ICBC's president, Yang Kaisheng, said the bank would control the size of its loans to local government financing vehicles, or LGFVs, companies set up to borrow on behalf of local governments, which were often barred from borrowing themselves. Excessive lending to LGFVs has led to concerns over systemic risks in the mainland's banking sector.
After an adjustment in calculations, ICBC's outstanding LGFV loans dropped 240 billion yuan to 680 billion yuan. The LGFV non-performing loan ratio stood at 0.73 per cent, lower than the bank's overall NPL ratio of 0.94 per cent, but up 3 basis points from the third quarter of last year.
About 90 per cent of local government loans were fully backed by cash flow, indicating the projects were generating enough profits to service the loans. Another 6.6 per cent were 80 per cent covered by cash flow.
A chunk of LGFV loans will mature in the near future, but mainland media reports have suggested that many of the loans would need to be rolled over. 'That's not the situation with ICBC,' Yang said.

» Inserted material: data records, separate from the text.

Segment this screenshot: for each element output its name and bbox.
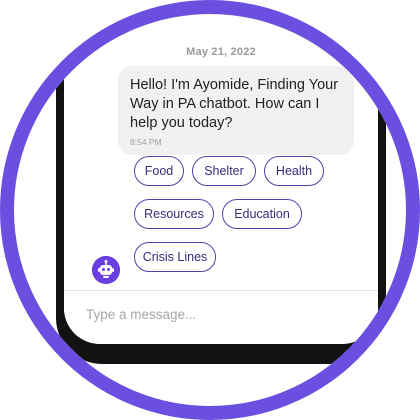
quick-reply-shelter[interactable]: Shelter (192, 156, 256, 186)
quick-reply-health[interactable]: Health (264, 156, 324, 186)
bot-message-text: Hello! I'm Ayomide, Finding Your Way in … (130, 77, 339, 131)
message-input[interactable] (84, 301, 348, 327)
circular-frame: May 21, 2022 Hello! I'm Ayomide, Finding… (0, 0, 420, 420)
robot-icon (92, 256, 120, 284)
quick-reply-crisis-lines[interactable]: Crisis Lines (134, 242, 216, 272)
phone-frame: May 21, 2022 Hello! I'm Ayomide, Finding… (56, 14, 386, 364)
chat-screen: May 21, 2022 Hello! I'm Ayomide, Finding… (64, 14, 378, 344)
date-separator: May 21, 2022 (186, 46, 256, 58)
quick-reply-education[interactable]: Education (222, 199, 302, 229)
message-timestamp: 8:54 PM (130, 137, 162, 147)
bot-message-bubble: Hello! I'm Ayomide, Finding Your Way in … (118, 66, 354, 155)
quick-reply-food[interactable]: Food (134, 156, 184, 186)
quick-reply-resources[interactable]: Resources (134, 199, 214, 229)
message-composer (64, 290, 378, 344)
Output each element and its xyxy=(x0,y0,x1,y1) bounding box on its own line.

The bank's provision - money set aside for possible bad loans - rose 16.6 per cent to 194.9 billion yuan as it increased its efforts to meet regulatory requirements by having a loan loss reserve ratio of 2.5 per cent, a yardstick to measure bad loan reserves set aside against total loans.
Following many other mainland lenders, the bank cut its dividend payout by around 4 percentage points to 34 per cent, to boost its capital adequacy levels.
The bank's capital adequacy ratio, which measures capital against risk-weighted assets, rose 90 basis points to 13.17 per cent. Core capital, which mostly consists of equity, rose 10 basis points to 10.07 per cent. Looking ahead, ICBC plans to provide more loan support to state manufacturing, culture, trade financing and technology innovative sectors. The bank also wants to allow faster loan growth for smaller firms.
Loans to small and medium-sized enterprises made up 60 per cent of the bank's loan book at the end of last year.
ICBC's net interest margin, a measure of lending profitability, rose 17 basis points to 2.61 per cent year on year.